我々はどこからきたのか?アフリカンアートが示すもの
以前の投稿で、若い頃、ボストン美術館に所蔵、展示されているゴーギャンの「我々はどこから来たのか 我々は何物か 我々はどこへ行くのか」という大作を観に行った事を書いた。
今思えば、若い熱情がさせたものではあるが、我ながら驚く。それは自分の存在意義を確かめる放浪でもあったに違いない。そのころの私にはきっと切迫した問題だったのだ。
アートポスターより転載
我々はどこから来たのか 我々は何者か 我々はどこへいくのか
ひとりで訪ね歩いて、ようやくたどり着いた美術館の一室。部屋全体に広がったその作品はブルーを基調としたものだった。
結論から言えば、私は暗澹とした気分でそれを見たのだと思う。自分が今この世界に生きているという歓喜に充ちた実感などまるでなかった。その作品を見た後にも、孤独な心の混迷はますます深まるばかりだった。後で、この作品を描いた頃のゴーギャンを調べると、娘の死、自身の健康不安、多額の借金、と失意の底にあったらしい。高名な画家でさえ、その精神生活の衰退にあらがうことはできない。図らずも、その頃の私はそういう皮相的な感慨を持ったのである。
D'où venons-nous ? Que sommes-nous ? Où allons-nous ?

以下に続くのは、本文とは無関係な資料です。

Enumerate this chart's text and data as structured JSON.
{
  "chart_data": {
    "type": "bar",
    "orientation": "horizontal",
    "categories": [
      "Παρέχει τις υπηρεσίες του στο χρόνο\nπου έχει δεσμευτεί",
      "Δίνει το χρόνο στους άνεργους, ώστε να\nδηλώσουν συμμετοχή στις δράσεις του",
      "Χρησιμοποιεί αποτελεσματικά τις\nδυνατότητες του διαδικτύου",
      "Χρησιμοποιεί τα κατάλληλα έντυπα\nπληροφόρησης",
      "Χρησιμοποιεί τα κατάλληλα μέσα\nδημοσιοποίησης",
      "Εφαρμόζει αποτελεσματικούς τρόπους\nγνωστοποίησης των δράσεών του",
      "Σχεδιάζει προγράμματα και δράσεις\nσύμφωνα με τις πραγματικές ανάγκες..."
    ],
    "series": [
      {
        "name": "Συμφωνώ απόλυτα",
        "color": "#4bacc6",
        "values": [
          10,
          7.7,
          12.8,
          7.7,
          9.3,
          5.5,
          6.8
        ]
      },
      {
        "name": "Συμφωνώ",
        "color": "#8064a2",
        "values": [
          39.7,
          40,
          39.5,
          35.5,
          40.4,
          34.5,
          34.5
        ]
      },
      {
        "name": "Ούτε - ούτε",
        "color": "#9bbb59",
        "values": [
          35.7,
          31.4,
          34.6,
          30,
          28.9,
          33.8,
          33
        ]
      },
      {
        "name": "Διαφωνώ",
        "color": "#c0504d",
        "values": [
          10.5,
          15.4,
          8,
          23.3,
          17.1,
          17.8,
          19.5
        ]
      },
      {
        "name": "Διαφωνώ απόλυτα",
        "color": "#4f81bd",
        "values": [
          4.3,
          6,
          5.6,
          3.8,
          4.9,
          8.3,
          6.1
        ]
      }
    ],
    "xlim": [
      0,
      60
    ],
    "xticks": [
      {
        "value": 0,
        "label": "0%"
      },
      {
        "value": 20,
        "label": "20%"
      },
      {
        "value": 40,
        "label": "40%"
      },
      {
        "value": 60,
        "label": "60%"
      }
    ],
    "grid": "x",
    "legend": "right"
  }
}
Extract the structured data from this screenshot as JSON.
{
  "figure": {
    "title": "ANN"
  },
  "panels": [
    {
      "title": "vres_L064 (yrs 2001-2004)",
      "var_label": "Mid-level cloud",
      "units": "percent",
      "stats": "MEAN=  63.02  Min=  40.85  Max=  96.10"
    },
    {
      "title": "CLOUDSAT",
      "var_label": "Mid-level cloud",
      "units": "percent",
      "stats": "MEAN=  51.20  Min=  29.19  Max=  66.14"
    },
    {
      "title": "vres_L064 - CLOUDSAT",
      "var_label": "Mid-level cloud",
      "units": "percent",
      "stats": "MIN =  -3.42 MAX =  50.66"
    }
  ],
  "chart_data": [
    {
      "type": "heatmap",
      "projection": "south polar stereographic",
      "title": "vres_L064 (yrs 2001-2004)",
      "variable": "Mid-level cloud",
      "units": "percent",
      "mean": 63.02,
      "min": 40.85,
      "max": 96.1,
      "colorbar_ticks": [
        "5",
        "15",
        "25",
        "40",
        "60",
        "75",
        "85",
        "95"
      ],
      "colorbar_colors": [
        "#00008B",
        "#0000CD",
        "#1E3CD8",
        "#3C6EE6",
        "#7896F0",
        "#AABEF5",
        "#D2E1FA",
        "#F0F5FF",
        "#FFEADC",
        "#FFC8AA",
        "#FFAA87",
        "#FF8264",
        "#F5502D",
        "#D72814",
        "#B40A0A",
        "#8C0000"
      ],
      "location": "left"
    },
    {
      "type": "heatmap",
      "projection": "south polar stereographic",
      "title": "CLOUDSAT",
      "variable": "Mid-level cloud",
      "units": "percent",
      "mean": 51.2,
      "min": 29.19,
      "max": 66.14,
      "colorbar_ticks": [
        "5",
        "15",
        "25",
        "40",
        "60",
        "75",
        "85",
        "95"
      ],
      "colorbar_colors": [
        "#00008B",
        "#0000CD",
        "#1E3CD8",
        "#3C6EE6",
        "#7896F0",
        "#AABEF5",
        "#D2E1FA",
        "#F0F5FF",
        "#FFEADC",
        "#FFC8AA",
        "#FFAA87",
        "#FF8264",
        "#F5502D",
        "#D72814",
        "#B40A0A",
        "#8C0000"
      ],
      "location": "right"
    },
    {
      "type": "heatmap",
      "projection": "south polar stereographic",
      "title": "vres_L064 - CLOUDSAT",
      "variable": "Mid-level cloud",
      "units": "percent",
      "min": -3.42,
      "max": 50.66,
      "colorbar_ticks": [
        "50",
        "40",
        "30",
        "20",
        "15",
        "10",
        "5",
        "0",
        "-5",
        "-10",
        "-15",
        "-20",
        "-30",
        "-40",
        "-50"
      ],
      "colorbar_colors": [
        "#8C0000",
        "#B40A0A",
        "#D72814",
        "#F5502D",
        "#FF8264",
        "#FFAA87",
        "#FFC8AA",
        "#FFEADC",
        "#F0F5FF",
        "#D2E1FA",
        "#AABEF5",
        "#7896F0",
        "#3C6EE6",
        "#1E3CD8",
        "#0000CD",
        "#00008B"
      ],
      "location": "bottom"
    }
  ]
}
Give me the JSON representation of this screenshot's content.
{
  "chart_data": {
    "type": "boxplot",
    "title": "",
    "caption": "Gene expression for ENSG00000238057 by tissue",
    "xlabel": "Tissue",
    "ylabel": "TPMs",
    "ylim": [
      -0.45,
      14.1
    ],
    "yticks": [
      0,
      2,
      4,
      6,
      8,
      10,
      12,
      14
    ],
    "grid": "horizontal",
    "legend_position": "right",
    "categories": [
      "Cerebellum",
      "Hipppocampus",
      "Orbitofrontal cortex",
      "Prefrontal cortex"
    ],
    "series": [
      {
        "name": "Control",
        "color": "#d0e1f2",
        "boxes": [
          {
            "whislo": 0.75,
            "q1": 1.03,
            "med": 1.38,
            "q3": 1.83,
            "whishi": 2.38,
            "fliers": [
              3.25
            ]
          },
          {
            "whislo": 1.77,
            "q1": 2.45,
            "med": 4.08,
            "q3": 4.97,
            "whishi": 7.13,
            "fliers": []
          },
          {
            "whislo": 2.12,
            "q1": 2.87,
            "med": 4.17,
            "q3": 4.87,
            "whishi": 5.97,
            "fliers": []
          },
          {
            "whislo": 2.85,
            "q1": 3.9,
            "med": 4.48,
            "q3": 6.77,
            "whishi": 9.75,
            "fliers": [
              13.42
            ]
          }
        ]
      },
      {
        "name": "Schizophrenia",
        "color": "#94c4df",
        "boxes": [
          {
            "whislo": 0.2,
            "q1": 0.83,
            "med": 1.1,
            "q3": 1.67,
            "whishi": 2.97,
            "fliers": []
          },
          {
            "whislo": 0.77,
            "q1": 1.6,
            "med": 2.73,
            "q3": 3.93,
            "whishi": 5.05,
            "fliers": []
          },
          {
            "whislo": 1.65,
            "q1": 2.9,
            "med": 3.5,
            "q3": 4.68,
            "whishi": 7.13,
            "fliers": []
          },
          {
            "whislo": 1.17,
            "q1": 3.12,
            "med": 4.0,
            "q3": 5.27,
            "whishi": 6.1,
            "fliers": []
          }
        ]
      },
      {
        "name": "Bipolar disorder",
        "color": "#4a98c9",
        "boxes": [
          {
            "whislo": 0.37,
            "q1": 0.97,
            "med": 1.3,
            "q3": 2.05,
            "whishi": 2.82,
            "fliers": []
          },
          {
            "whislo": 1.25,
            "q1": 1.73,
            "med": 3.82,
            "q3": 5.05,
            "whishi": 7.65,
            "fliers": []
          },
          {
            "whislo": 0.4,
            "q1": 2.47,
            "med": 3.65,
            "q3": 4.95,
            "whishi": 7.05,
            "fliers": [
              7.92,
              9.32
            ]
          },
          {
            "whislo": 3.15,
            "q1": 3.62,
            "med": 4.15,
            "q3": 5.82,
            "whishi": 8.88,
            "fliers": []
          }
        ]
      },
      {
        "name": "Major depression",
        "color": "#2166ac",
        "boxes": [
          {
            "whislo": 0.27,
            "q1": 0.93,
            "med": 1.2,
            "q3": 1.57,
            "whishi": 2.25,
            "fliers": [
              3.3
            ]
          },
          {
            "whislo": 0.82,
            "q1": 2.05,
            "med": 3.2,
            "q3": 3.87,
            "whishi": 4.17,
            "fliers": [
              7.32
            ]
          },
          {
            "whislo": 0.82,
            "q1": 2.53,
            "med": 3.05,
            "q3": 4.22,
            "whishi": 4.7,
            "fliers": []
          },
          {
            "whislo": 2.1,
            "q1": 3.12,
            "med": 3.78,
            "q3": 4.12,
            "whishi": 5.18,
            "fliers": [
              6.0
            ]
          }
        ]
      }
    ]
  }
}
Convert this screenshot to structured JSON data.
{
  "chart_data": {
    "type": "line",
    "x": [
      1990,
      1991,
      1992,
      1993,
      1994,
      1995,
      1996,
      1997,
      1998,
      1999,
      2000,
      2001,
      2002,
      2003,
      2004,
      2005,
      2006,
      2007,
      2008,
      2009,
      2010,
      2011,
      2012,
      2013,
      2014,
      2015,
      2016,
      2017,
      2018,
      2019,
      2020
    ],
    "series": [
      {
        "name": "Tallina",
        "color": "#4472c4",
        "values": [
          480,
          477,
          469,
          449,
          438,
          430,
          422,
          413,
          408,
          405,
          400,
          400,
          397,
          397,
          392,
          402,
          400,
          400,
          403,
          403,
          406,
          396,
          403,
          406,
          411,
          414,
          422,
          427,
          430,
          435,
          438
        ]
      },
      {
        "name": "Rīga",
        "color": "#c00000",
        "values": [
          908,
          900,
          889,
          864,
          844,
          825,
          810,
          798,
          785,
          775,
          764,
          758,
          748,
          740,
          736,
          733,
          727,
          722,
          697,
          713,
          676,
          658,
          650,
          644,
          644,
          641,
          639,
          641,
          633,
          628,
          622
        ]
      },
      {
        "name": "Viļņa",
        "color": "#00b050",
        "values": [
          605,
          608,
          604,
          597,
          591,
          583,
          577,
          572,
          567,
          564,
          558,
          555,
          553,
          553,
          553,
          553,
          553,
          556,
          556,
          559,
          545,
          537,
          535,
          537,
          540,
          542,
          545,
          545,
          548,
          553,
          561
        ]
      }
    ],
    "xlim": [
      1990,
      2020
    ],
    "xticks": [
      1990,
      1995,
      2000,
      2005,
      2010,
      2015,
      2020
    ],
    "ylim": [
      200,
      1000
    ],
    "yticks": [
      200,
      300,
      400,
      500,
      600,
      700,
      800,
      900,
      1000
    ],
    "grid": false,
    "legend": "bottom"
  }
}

ともあれ、ゴーギャンが呻吟したテーマ「我々はどこから来たのか 我々は何者か 我々はどこへ行くのか」はそれ以後の私の興味の対象ともなったのである。
それではもう一度訊く、我々はどこから来たのか?
我々は何者なのか、と自分の存在意義を正す行為は、実は我々はどこから来たのか、そして何処へ行くのかを明らかにすることで、明確になるという事実は理に叶っているかもしれない。
ここに「アフリカ単一起源説」というものがある。
それは、地球上のヒト(現生人類、ホモ・サピエンス・サピエンス)の祖先はアフリカで誕生し、その後世界中に伝播していったとする、自然人類学の学説である。この説はかなりの割合で支持されている、ときいたことがあるが、専門外の私はその詳細を語れない。ただ、少なくとも、アフリカについては、ある種の根源的な懐かしさのようなものを感じるのは、決して、嘘や大袈裟な言い回しではない。
八ヶ岳南麓にアフリカンアートミュージアムがある。
私は何度かそこを訪れたことがある。今年も特別展が行われ、三度訪れた。
館長の伊藤満氏は言う。
アフリカ美術には、大きく分けて、マスク、立像、道具、装身具、武具、楽器、それにテキスタイルがある。その中で、特に独自性がありしかも変化に富んでいるのはマスクである。美術の歴史を見ると、ほとんどの地域において、いつも主流は写実的なリアリズムである。それがアフリカのマスクは異色で奇想天外である。イメージの源は、実際にあるものからヒントを得たにせよ、その独特なデフォルメによる表現は、おそらくは精神生活における願い事や夢のような抽象的なものであると考えられる。
さらには伊藤氏はこうも言う。
侘茶の出現以降に評価された「歪んだ形」を味がある、奥行きがある、わびさびがある、と表現した日本人にはこの精神性の高いアフリカのマスクを理解する下地があるというのである。実に興味ある見解である。
マスクは笑う
我々は何処から来たのか そして何処へ?
マスクは走る 森を目指して
生きることの究極は
愛と孤独 笑わせるな
サムシンエルス
精霊が降りてくるその瞬間に
男の心に 願いのような
祈りのような 小さな声が生まれた
アフリカンアートが示すもの、そして、マスクがつなぐもの、それは一体何だろう?